Catherine Solano : Depuis une douzaine d'années, je vois des
changements frappants. Jusque-là, les femmes venaient consulter en sexologie
pour des problèmes plutôt relationnels : “Je n'ai pas de désir”, “Mon mari ne
m'écoute pas”, “Je suis jalouse”, etc. Aujourd'hui elles arrivent pour des
raisons de plus en plus concrètes, c'est carrément : “Est normal docteur, je
n'ai d'orgasme que dans telle position ?”, “J'ai l'impression que mon vagin
n'est pas assez sensible”, “Je ne supporte pas telle caresse, que dois-je faire
?” Ou même : “J'ai déjà fait l'amour quatre fois et je n'ai toujours pas
éprouvé d'orgasme, suis-je infirme ?” Auparavant, ce genre de question était
rarissime. Maintenant, ça domine et les problèmes relationnels passent au
second plan.
Alors que pour les hommes, c'est
le contraire. Avant, les raisons pour lesquelle les hommes consultaient étaient
presque toujours les mêmes : "J'ai des éjaculations précoces, je ne tiens
jamais plus de deux minutes”, “J'ai des érections trop molles, la pénétration
m'est difficile”, “Mon pénis est trop petit, il mesure tant”, etc. Eh bien,
c'est de moins en moins le cas.
La plupart viennent me voir pour
des raisons relationnelles. Je trouve ça stupéfiant. Et très émouvant.
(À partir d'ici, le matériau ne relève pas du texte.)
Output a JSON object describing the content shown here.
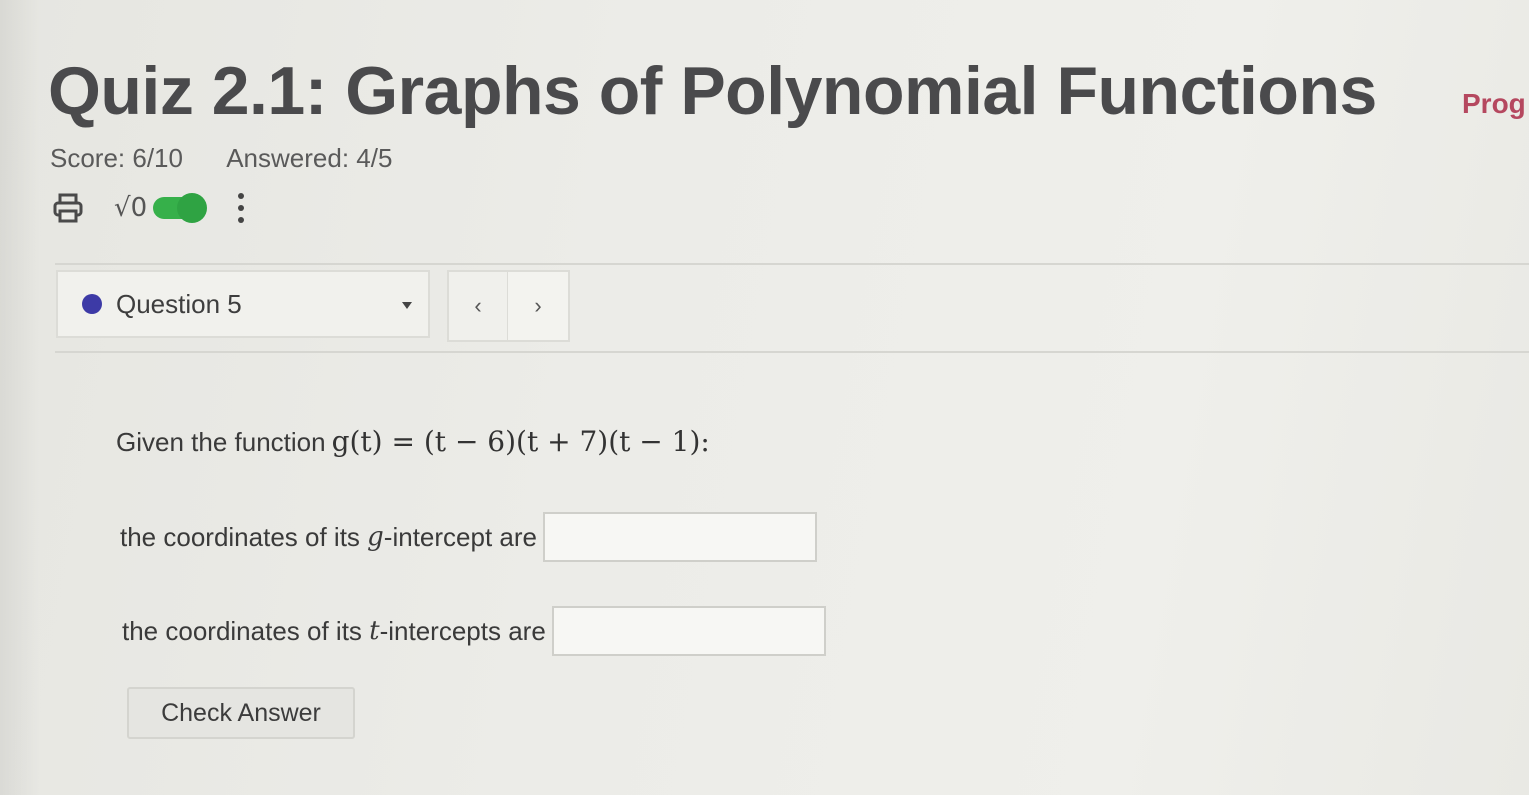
{
  "quiz": {
    "title": "Quiz 2.1: Graphs of Polynomial Functions",
    "progress_link": "Prog",
    "score": "Score: 6/10",
    "answered": "Answered: 4/5"
  },
  "toolbar": {
    "icons": [
      "printer-icon",
      "sqrt-math-icon",
      "toggle-switch",
      "more-vertical-icon"
    ],
    "math_symbol": "√0",
    "toggle_on": true
  },
  "navigation": {
    "question_label": "Question 5",
    "prev_glyph": "‹",
    "next_glyph": "›"
  },
  "question": {
    "intro": "Given the function",
    "function": "g(t) = (t − 6)(t + 7)(t − 1):",
    "line1_before": "the coordinates of its ",
    "line1_var": "g",
    "line1_after": "-intercept are",
    "line2_before": "the coordinates of its ",
    "line2_var": "t",
    "line2_after": "-intercepts are",
    "answer1_value": "",
    "answer2_value": ""
  },
  "actions": {
    "check_answer": "Check Answer"
  },
  "colors": {
    "progress_link": "#b5485f",
    "question_dot": "#3d3aa6",
    "toggle_green": "#36b04a"
  }
}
Ce sont généralement des hommes jeunes. Dernièrement, l'un d'eux me dit : “Ma copine est très séductrice vis-à-vis des autres hommes et je ne sais pas si je vais pouvoir le supporter à long terme ; on s'entend bien, on en parle, mais je crains que ça ne marche pas.”
Ce sont généralement des hommes jeunes. Dernièrement, l'un d'eux me dit : “Ma copine est très séductrice vis-à-vis des autres hommes et je ne sais pas si je vais pouvoir le supporter à long terme ; on s'entend bien, on en parle, mais je crains que ça ne marche pas.”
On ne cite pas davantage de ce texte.